Вначале был вопрос.

— Ты не мог бы сказать прощальную речь на моих похоронах?

— Что?! — спросил я.

— Прощальную речь, — повторил старик, — когда я умру.

Он стоял передо мной, слегка сутулясь. Его седая борода была аккуратно подстрижена, а глаза за стеклами очков беспрестанно моргали.

— Вы умираете? — спросил я.

— Пока еще нет, — усмехнувшись, сказал он.

— А почему тогда?..

— Я просто думаю, что у тебя это хорошо получится. И еще мне кажется, что когда это случится, ты найдешь нужные слова.

Представьте себе самого праведного человека из всех, кого вы знаете, — вашего священника, пастора, раввина, имама. А теперь вообразите, что он похлопывает вас по плечу и просит после его смерти попрощаться со всеми от его имени.

Подумайте только, что тот, кто провожает людей на небеса, просит вас проводить туда его самого.

— Ну что? — спросил он. — Ты с этим справишься?

Вначале был и другой вопрос:

— Иисус, Ты спасешь меня?

В руках у человека был дробовик. Он прятался за мусорными баками, что стояли перед многоквартирным домом в Бруклине. Была поздняя ночь. Его жена и грудная дочурка плакали. Он следил за приближавшимися к дому машинами, в каждой следующей ожидая своих убийц.

— Иисус, Ты спасешь меня? — спросил он, дрожа. — Если я пообещаю посвятить свою жизнь Тебе, Ты сегодня спасешь меня?

Представьте себе самого праведного человека из всех, кого вы знаете — вашего священника, пастора, раввина, имама.
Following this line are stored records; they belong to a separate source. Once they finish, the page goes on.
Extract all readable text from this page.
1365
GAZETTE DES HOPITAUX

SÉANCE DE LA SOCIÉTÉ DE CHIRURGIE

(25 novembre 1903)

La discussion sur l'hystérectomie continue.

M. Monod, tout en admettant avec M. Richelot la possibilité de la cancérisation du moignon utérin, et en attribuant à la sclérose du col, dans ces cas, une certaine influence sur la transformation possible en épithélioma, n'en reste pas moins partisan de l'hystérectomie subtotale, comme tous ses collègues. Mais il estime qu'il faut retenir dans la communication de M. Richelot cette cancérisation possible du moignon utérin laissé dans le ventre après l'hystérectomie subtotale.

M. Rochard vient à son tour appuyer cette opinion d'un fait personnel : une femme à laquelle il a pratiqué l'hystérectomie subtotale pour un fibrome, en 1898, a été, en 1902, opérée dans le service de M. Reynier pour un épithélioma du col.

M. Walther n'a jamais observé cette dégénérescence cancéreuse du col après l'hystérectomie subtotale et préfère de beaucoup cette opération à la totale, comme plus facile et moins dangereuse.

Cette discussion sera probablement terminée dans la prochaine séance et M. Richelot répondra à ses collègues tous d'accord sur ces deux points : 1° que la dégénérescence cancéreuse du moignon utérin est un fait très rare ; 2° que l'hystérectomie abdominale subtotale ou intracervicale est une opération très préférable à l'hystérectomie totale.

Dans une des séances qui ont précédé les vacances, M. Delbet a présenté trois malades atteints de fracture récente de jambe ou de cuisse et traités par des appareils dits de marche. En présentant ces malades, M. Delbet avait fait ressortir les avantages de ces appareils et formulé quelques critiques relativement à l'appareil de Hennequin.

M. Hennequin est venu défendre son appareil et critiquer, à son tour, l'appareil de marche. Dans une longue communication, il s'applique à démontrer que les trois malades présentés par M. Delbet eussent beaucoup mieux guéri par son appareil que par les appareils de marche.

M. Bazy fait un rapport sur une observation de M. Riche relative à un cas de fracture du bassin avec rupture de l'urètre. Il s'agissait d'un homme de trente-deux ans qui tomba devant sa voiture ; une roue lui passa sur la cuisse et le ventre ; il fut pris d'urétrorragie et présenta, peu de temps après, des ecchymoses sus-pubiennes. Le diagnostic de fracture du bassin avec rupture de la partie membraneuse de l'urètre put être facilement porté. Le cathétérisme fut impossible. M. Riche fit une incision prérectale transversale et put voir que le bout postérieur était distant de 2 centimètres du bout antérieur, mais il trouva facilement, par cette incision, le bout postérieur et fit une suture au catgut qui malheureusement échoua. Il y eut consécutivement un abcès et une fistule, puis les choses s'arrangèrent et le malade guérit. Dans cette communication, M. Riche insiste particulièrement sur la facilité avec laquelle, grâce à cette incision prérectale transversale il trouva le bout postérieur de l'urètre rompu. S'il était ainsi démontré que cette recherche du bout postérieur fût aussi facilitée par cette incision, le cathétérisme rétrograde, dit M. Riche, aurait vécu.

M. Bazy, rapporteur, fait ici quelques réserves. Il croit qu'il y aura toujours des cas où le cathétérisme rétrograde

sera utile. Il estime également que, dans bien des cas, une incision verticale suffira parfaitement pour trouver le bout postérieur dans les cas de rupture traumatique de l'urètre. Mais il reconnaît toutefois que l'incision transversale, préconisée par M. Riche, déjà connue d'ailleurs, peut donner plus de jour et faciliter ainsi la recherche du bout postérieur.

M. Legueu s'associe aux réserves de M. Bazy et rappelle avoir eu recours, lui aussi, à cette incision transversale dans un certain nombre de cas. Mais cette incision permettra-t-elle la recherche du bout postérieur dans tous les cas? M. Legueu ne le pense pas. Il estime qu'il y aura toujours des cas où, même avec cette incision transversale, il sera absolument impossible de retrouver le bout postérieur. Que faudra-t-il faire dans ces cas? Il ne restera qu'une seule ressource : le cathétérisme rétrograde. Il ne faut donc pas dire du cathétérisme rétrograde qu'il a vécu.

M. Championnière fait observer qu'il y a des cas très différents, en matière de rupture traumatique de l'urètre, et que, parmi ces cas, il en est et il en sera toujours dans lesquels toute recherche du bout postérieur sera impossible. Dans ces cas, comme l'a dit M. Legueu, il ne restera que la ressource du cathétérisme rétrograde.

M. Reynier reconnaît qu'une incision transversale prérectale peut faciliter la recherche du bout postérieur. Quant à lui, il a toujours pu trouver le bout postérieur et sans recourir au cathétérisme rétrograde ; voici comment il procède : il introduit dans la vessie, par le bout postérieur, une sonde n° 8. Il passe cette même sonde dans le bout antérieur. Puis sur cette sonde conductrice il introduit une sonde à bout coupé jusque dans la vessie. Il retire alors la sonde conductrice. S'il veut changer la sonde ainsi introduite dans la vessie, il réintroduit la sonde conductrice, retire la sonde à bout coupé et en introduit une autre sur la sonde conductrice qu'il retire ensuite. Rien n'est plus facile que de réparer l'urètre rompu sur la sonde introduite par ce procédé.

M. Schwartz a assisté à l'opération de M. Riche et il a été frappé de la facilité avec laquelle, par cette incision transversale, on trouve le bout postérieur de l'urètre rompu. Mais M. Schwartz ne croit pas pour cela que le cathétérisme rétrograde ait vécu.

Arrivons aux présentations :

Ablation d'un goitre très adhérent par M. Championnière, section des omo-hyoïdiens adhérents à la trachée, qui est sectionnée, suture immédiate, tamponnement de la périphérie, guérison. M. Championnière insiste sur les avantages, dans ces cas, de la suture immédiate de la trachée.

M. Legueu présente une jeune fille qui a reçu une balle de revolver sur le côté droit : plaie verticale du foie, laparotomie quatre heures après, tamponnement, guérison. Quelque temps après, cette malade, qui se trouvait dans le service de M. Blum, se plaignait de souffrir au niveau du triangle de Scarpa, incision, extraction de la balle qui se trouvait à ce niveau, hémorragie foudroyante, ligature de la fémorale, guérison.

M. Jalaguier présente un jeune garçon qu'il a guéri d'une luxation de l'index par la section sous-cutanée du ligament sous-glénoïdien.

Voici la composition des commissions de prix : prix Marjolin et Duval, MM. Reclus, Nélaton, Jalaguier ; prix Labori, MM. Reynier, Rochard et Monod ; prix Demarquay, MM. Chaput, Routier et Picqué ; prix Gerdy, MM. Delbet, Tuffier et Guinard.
А теперь вообразите его в замызганной одежде, с дробовиком в руках, молящим о спасении из-за мусорных баков.

Представьте, что тот, кто провожает людей на небеса, молит, чтобы его не отправили в ад.

— Пожалуйста, Господи… — шепчет он. — Если я пообещаю…

Эта история о вере и о двух совершенно непохожих друг на друга людях, которые показали мне дорогу к храму. Я писал ее довольно долго. Я ездил в церкви и синагоги, в города и пригороды, к «своим» и «чужим», размышляя над тем, что разделяет людей разных вероисповеданий.

И в конце концов я вернулся домой, в переполненную людьми молельную комнату, к сосновому гробу и опустевшей кафедре проповедника. Вначале был вопрос.

Он же стал и последней просьбой:

— Ты не мог бы сказать прощальную речь на моих похоронах?

И как это нередко случается, когда затрагивается вопрос веры, я думал, что у меня просят одолжения, а на самом деле одолжение сделали мне.